Borja Rodríguez-Gálvez, Filip Granqvist, Rogier van Dalen et al.

Federated learning with differential privacy, or private federated learning, provides a strategy to train machine learning models while respecting users' privacy. However, differential privacy can disproportionately degrade the performance of the models on under-represented groups, as these parts of the distribution are difficult to learn in the presence of noise. Existing approaches for enforcing fairness in machine learning models have considered the centralized setting, in which the algorithm has access to the users' data. This paper introduces an algorithm to enforce group fairness in private federated learning, where users' data does not leave their devices. First, the paper extends the modified method of differential multipliers to empirical risk minimization with fairness constraints, thus providing an algorithm to enforce fairness in the central setting. Then, this algorithm is extended to the private federated learning setting. The proposed algorithm, \texttt{FPFL}, is tested on a federated version of the Adult dataset and an "unfair" version of the FEMNIST dataset.

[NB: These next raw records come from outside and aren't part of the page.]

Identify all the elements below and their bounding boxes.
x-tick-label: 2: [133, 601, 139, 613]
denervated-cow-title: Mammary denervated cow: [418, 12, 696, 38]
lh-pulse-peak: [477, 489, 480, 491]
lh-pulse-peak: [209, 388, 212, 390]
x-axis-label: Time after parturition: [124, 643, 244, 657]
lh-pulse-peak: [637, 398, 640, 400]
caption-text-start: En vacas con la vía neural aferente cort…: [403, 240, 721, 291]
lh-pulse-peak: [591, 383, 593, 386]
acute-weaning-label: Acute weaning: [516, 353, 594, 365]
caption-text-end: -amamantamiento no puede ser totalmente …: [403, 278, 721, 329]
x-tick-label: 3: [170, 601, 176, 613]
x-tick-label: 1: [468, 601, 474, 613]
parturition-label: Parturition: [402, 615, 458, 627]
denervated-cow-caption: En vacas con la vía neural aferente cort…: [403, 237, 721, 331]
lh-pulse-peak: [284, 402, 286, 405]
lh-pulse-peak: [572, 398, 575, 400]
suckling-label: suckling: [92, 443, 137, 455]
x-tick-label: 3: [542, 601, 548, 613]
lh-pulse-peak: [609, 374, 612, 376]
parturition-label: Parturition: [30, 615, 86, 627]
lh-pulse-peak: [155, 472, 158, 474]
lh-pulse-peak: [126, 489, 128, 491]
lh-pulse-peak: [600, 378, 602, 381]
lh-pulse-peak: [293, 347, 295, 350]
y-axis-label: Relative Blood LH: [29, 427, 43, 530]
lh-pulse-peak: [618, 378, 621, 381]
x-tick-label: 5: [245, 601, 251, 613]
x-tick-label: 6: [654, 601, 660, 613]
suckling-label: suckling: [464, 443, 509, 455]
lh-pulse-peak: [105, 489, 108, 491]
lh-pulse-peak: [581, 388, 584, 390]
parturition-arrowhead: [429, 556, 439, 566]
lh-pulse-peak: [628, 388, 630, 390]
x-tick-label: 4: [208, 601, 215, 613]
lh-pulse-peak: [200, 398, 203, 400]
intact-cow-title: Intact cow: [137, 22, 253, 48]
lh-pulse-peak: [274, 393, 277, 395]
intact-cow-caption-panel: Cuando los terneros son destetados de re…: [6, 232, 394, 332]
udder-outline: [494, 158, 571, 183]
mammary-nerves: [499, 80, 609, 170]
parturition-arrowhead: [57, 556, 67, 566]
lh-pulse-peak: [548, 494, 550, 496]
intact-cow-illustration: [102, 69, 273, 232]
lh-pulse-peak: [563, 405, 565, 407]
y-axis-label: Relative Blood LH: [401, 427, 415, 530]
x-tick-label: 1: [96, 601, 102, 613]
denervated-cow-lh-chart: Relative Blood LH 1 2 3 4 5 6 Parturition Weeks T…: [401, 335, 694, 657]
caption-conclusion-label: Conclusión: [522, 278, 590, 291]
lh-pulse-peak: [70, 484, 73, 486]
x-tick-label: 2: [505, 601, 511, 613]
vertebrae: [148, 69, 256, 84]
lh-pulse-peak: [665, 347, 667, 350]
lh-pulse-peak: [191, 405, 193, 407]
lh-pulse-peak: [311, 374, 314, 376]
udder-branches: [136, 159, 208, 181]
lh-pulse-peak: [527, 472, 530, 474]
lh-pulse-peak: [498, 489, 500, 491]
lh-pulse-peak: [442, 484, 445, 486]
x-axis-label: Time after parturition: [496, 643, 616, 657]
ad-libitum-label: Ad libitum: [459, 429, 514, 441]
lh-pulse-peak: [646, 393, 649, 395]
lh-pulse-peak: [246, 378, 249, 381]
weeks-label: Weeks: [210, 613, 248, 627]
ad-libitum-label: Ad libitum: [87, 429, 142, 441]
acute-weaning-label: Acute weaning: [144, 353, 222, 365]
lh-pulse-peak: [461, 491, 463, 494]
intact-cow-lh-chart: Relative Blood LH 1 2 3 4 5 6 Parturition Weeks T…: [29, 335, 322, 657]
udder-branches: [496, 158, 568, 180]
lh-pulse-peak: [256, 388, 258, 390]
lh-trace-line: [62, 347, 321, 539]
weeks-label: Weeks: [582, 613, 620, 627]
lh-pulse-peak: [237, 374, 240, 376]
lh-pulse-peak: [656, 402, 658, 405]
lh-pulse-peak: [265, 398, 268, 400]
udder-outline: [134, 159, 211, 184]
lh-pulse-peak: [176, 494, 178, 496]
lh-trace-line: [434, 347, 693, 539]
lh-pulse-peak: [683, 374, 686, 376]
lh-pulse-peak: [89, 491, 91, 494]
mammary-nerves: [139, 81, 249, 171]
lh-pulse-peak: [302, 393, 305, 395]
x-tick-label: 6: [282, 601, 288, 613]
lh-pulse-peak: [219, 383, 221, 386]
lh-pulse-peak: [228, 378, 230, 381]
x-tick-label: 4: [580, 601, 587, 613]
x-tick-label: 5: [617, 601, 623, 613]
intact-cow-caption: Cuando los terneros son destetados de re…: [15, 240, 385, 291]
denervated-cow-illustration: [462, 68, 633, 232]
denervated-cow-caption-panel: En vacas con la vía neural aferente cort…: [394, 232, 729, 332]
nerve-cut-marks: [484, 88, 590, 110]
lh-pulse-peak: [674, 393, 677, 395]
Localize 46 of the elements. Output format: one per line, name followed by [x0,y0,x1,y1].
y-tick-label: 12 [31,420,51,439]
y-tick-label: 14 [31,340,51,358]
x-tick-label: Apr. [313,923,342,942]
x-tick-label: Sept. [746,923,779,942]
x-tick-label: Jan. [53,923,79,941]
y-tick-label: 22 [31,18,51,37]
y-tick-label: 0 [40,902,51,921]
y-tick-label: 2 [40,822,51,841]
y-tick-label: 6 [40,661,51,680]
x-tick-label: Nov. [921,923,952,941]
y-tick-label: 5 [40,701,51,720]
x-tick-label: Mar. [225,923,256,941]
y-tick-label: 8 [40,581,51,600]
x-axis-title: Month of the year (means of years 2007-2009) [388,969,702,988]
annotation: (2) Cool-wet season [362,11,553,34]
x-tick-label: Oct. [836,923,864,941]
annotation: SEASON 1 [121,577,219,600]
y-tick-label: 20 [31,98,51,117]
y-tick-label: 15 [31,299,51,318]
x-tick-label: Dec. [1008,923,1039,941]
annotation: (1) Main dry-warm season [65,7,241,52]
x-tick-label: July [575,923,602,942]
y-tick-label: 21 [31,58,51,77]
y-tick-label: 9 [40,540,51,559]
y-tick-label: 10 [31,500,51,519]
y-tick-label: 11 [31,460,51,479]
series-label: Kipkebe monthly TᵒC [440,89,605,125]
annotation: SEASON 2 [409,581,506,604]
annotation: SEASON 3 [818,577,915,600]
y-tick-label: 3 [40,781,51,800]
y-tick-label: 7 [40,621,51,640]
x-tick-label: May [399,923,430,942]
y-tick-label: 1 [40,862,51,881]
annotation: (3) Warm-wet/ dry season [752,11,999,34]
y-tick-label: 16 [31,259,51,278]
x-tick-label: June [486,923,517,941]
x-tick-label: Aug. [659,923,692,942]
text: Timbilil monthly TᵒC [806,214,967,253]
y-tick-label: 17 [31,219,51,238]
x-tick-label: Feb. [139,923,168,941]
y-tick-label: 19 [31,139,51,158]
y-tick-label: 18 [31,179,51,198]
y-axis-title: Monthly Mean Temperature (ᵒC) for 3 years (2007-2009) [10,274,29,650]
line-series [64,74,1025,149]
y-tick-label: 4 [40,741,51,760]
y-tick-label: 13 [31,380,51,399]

The experiments on these datasets show how private federated learning accentuates unfairness in the trained models, and how FPFL is able to mitigate such unfairness.

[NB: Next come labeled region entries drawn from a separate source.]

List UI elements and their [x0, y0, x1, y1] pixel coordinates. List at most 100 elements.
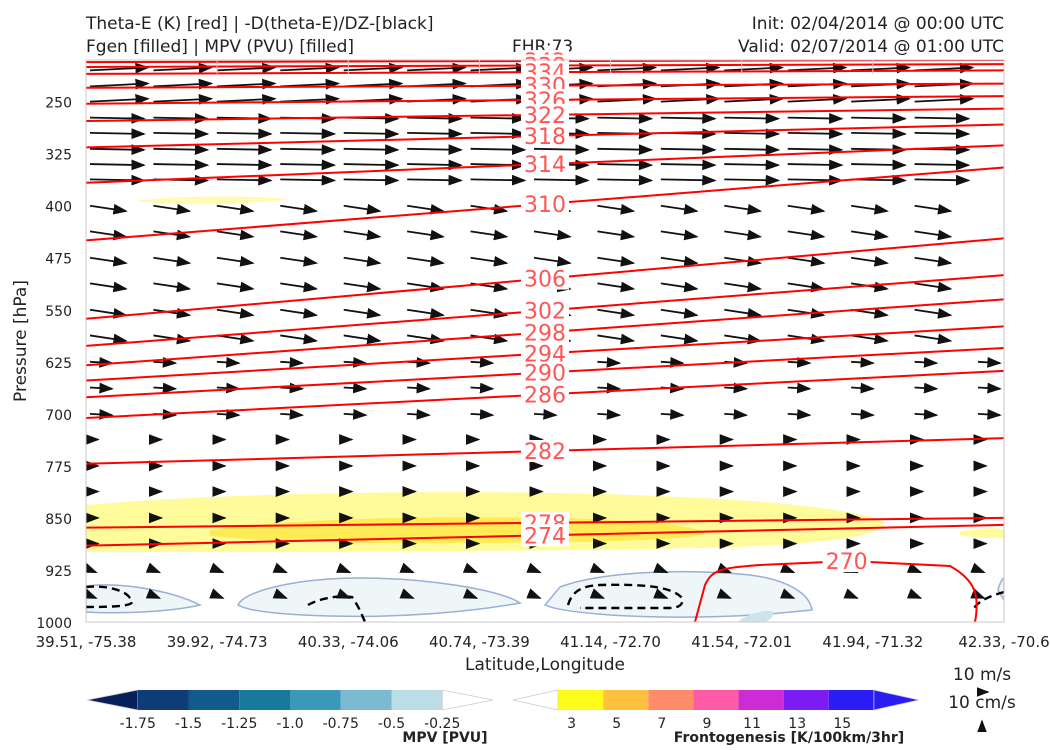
wind-vector — [153, 62, 214, 74]
wind-vector — [343, 128, 400, 140]
contour-label-bg — [521, 361, 569, 384]
wind-vector — [914, 128, 971, 140]
theta-e-label-274: 274 — [524, 524, 566, 549]
wind-vector — [724, 333, 763, 345]
wind-vector — [470, 356, 495, 368]
wind-vector — [597, 174, 654, 186]
wind-vector — [914, 333, 953, 345]
y-axis-label: Pressure [hPa] — [11, 280, 31, 402]
colorbar-tick-label: 9 — [703, 716, 712, 732]
theta-e-label-306: 306 — [524, 268, 566, 293]
wind-vector — [280, 333, 319, 345]
neg-dtheta-dz-contours — [86, 583, 1004, 622]
wind-vector — [724, 203, 763, 215]
vector-key-u-label: 10 m/s — [953, 665, 1011, 685]
wind-vector — [597, 255, 636, 267]
wind-vector — [89, 113, 146, 124]
wind-vector — [209, 588, 225, 599]
wind-vector — [914, 203, 953, 215]
wind-vector — [914, 409, 939, 420]
wind-vector — [280, 159, 337, 171]
x-tick-label: 42.33, -70.6 — [958, 633, 1049, 651]
wind-vector — [407, 307, 445, 319]
wind-vector — [724, 307, 763, 319]
wind-vector — [407, 144, 463, 156]
x-tick-label: 41.54, -72.01 — [691, 633, 792, 651]
wind-vector — [343, 144, 400, 156]
colorbar-segment — [188, 690, 240, 710]
wind-vector — [851, 382, 875, 394]
wind-vector — [216, 78, 277, 90]
wind-vector — [660, 159, 717, 171]
wind-vector — [597, 333, 636, 345]
wind-vector — [724, 62, 785, 74]
wind-vector — [597, 382, 622, 394]
contour-label-bg — [521, 321, 569, 344]
wind-vector — [851, 128, 907, 140]
x-tick-label: 40.33, -74.06 — [298, 633, 399, 651]
colorbar-tick-label: -0.25 — [424, 716, 460, 732]
wind-vector — [280, 62, 341, 74]
x-tick-label: 39.92, -74.73 — [167, 633, 268, 651]
wind-vector — [336, 588, 352, 599]
wind-vector — [787, 229, 826, 241]
wind-vector — [660, 62, 721, 74]
colorbar-segment — [290, 690, 341, 710]
wind-vector — [280, 174, 337, 186]
colorbar-segment — [648, 690, 694, 710]
wind-vector — [716, 562, 732, 574]
colorbar-tick-label: -1.25 — [221, 716, 257, 732]
theta-e-label-290: 290 — [524, 362, 566, 387]
wind-vector — [216, 144, 273, 156]
wind-vector — [209, 562, 225, 574]
contour-label-bg — [521, 439, 569, 462]
theta-e-label-270: 270 — [826, 550, 868, 575]
wind-vector — [89, 62, 150, 74]
wind-vector — [914, 93, 975, 105]
wind-vector — [470, 144, 527, 156]
wind-vector — [280, 128, 337, 140]
wind-vector — [343, 159, 400, 171]
wind-vector — [660, 255, 699, 267]
colorbar-segment — [738, 690, 784, 710]
wind-vector — [89, 409, 114, 420]
contour-label-bg — [521, 383, 569, 406]
wind-vector — [216, 356, 241, 368]
y-tick-label: 250 — [45, 96, 72, 112]
wind-vector — [970, 588, 986, 599]
theta-e-label-302: 302 — [524, 299, 566, 324]
wind-vector — [470, 128, 527, 140]
wind-vector — [906, 588, 923, 599]
wind-vector — [216, 255, 255, 267]
wind-vector — [787, 409, 812, 420]
wind-vector — [597, 203, 636, 215]
wind-vector — [153, 93, 214, 105]
wind-vector — [153, 203, 192, 215]
wind-vector — [280, 281, 319, 293]
chart-title-line-2: Fgen [filled] | MPV (PVU) [filled] — [86, 37, 355, 57]
mpv-colorbar: -1.75 -1.5 -1.25 -1.0 -0.75 -0.5 -0.25 — [86, 689, 494, 732]
wind-vector — [407, 113, 463, 124]
theta-e-label-298: 298 — [524, 321, 566, 346]
wind-vector — [89, 78, 150, 90]
wind-vector — [843, 588, 859, 599]
y-tick-label: 1000 — [36, 616, 72, 632]
colorbar-tick-label: -1.5 — [175, 716, 202, 732]
wind-vector — [153, 159, 210, 171]
wind-vector — [470, 382, 495, 394]
wind-vector — [597, 307, 636, 319]
valid-time: Valid: 02/07/2014 @ 01:00 UTC — [738, 37, 1004, 57]
wind-vector — [660, 144, 717, 156]
wind-vector — [399, 588, 415, 599]
colorbar-segment — [86, 689, 139, 711]
y-tick-label: 475 — [45, 252, 72, 268]
colorbar-segment — [441, 689, 494, 711]
wind-vector — [914, 255, 953, 267]
wind-vector — [470, 174, 527, 186]
wind-vector — [153, 255, 192, 267]
wind-vector — [407, 382, 431, 394]
wind-vector — [914, 113, 971, 124]
contour-label-bg — [822, 550, 871, 572]
wind-vector — [787, 93, 848, 105]
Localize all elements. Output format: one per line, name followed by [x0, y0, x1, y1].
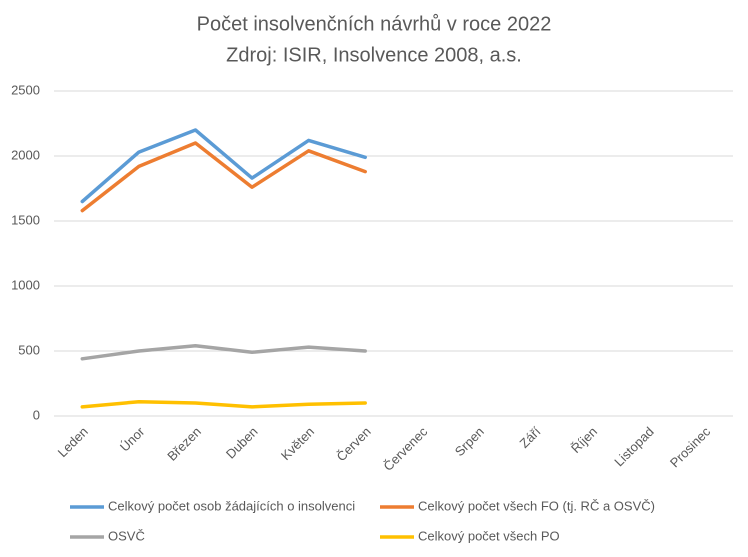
legend-label: Celkový počet osob žádajících o insolven… [108, 498, 355, 513]
line-series [80, 399, 367, 409]
y-tick-label: 2500 [11, 82, 40, 97]
y-tick-label: 0 [33, 407, 40, 422]
line-series [80, 141, 367, 213]
y-tick-label: 2000 [11, 147, 40, 162]
line-series [80, 128, 367, 204]
y-tick-label: 1000 [11, 277, 40, 292]
chart-subtitle: Zdroj: ISIR, Insolvence 2008, a.s. [226, 44, 522, 66]
legend-label: Celkový počet všech FO (tj. RČ a OSVČ) [418, 498, 655, 513]
line-series [80, 344, 367, 361]
legend-label: OSVČ [108, 528, 145, 543]
legend-label: Celkový počet všech PO [418, 528, 560, 543]
y-tick-label: 1500 [11, 212, 40, 227]
chart-title: Počet insolvenčních návrhů v roce 2022 [197, 13, 552, 35]
y-tick-label: 500 [18, 342, 40, 357]
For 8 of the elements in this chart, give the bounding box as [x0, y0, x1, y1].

Matthias Paulik, Matt Seigel, Henry Mason et al.

We describe the design of our federated task processing system. Originally, the system was created to support two specific federated tasks: evaluation and tuning of on-device ML systems, primarily for the purpose of personalizing these systems. In recent years, support for an additional federated task has been added: federated learning (FL) of deep neural networks. To our knowledge, only one other system has been described in literature that supports FL at scale. We include comparisons to that system to help discuss design decisions and attached trade-offs. Finally, we describe two specific large scale personalization use cases in detail to showcase the applicability of federated tuning to on-device personalization and to highlight application specific solutions.

Filip Granqvist, Matt Seigel, Rogier van Dalen et al.

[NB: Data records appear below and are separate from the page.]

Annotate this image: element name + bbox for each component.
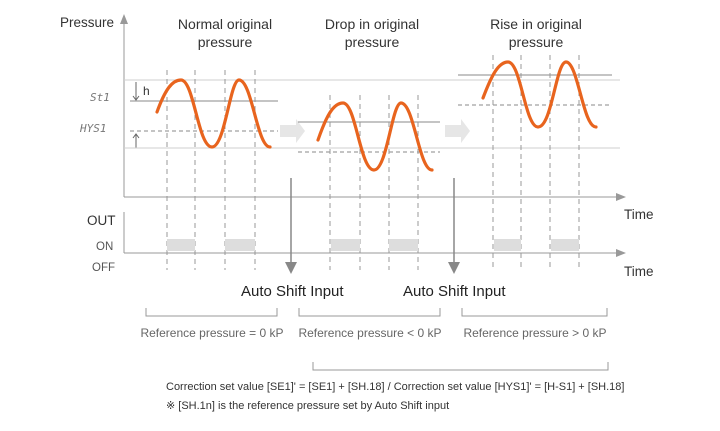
pressure-axis-label: Pressure	[60, 15, 114, 30]
time-axis-top-arrow-icon	[616, 193, 626, 201]
panel-1-on-block-2	[225, 239, 255, 251]
reference-brackets	[145, 308, 609, 371]
panel-1-title-line2: pressure	[198, 34, 253, 50]
panel-1-title-line1: Normal original	[178, 16, 272, 32]
on-label: ON	[96, 241, 113, 253]
transition-arrow-1-icon	[280, 119, 305, 143]
time-axis-bottom-label: Time	[624, 264, 654, 279]
panel-2-reference-text: Reference pressure < 0 kP	[298, 326, 441, 340]
panel-3-switch-lines	[492, 55, 580, 270]
correction-formula: Correction set value [SE1]' = [SE1] + [S…	[166, 381, 624, 393]
transition-arrow-2-icon	[445, 119, 470, 143]
panel-3	[458, 55, 612, 270]
panel-2-title-line2: pressure	[345, 34, 400, 50]
auto-shift-label-2: Auto Shift Input	[403, 283, 506, 300]
footnote: ※ [SH.1n] is the reference pressure set …	[166, 400, 449, 412]
panel-1-reference-text: Reference pressure = 0 kP	[140, 326, 283, 340]
panel-1-wave	[155, 78, 272, 149]
panel-2-on-block-1	[331, 239, 360, 251]
axes	[120, 14, 626, 257]
panel-2	[298, 95, 440, 270]
panel-3-wave	[481, 60, 598, 129]
off-label: OFF	[92, 262, 115, 274]
panel-2-title-line1: Drop in original	[325, 16, 419, 32]
panel-1-on-block-1	[167, 239, 195, 251]
auto-shift-label-1: Auto Shift Input	[241, 283, 344, 300]
out-axis-label: OUT	[87, 213, 116, 228]
auto-shift-arrow-2-icon	[448, 262, 460, 274]
panel-3-title-line2: pressure	[509, 34, 564, 50]
st1-label: St1	[90, 91, 110, 104]
time-axis-bottom-arrow-icon	[616, 249, 626, 257]
panel-3-title-line1: Rise in original	[490, 16, 582, 32]
panel-2-on-block-2	[389, 239, 418, 251]
hys1-label: HYS1	[79, 122, 107, 135]
panel-2-wave	[316, 101, 434, 172]
hysteresis-arrows	[132, 82, 140, 148]
hysteresis-h-label: h	[143, 84, 150, 98]
panel-3-on-block-2	[551, 239, 579, 251]
panel-3-reference-text: Reference pressure > 0 kP	[463, 326, 606, 340]
auto-shift-arrow-2	[448, 178, 460, 274]
auto-shift-arrow-1	[285, 178, 297, 274]
time-axis-top-label: Time	[624, 207, 654, 222]
pressure-axis-arrow-icon	[120, 14, 128, 24]
panel-3-on-block-1	[494, 239, 521, 251]
panel-1-switch-lines	[166, 70, 256, 270]
panel-1	[124, 70, 620, 270]
auto-shift-arrow-1-icon	[285, 262, 297, 274]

Information on speaker characteristics can be useful as side information in improving speaker recognition accuracy. However, such information is often private. This paper investigates how privacy-preserving learning can improve a speaker verification system, by enabling the use of privacy-sensitive speaker data to train an auxiliary classification model that predicts vocal characteristics of speakers. In particular, this paper explores the utility achieved by approaches which combine different federated learning and differential privacy mechanisms. These approaches make it possible to train a central model while protecting user privacy, with users' data remaining on their devices. Furthermore, they make learning on a large population of speakers possible, ensuring good coverage of speaker characteristics when training a model. The auxiliary model described here uses features extracted from phrases which trigger a speaker verification system. From these features, the model predicts speaker characteristic labels considered useful as side information. The knowledge of the auxiliary model is distilled into a speaker verification system using multi-task learning, with the side information labels predicted by this auxiliary model being the additional task. This approach results in a 6% relative improvement in equal error rate over a baseline system.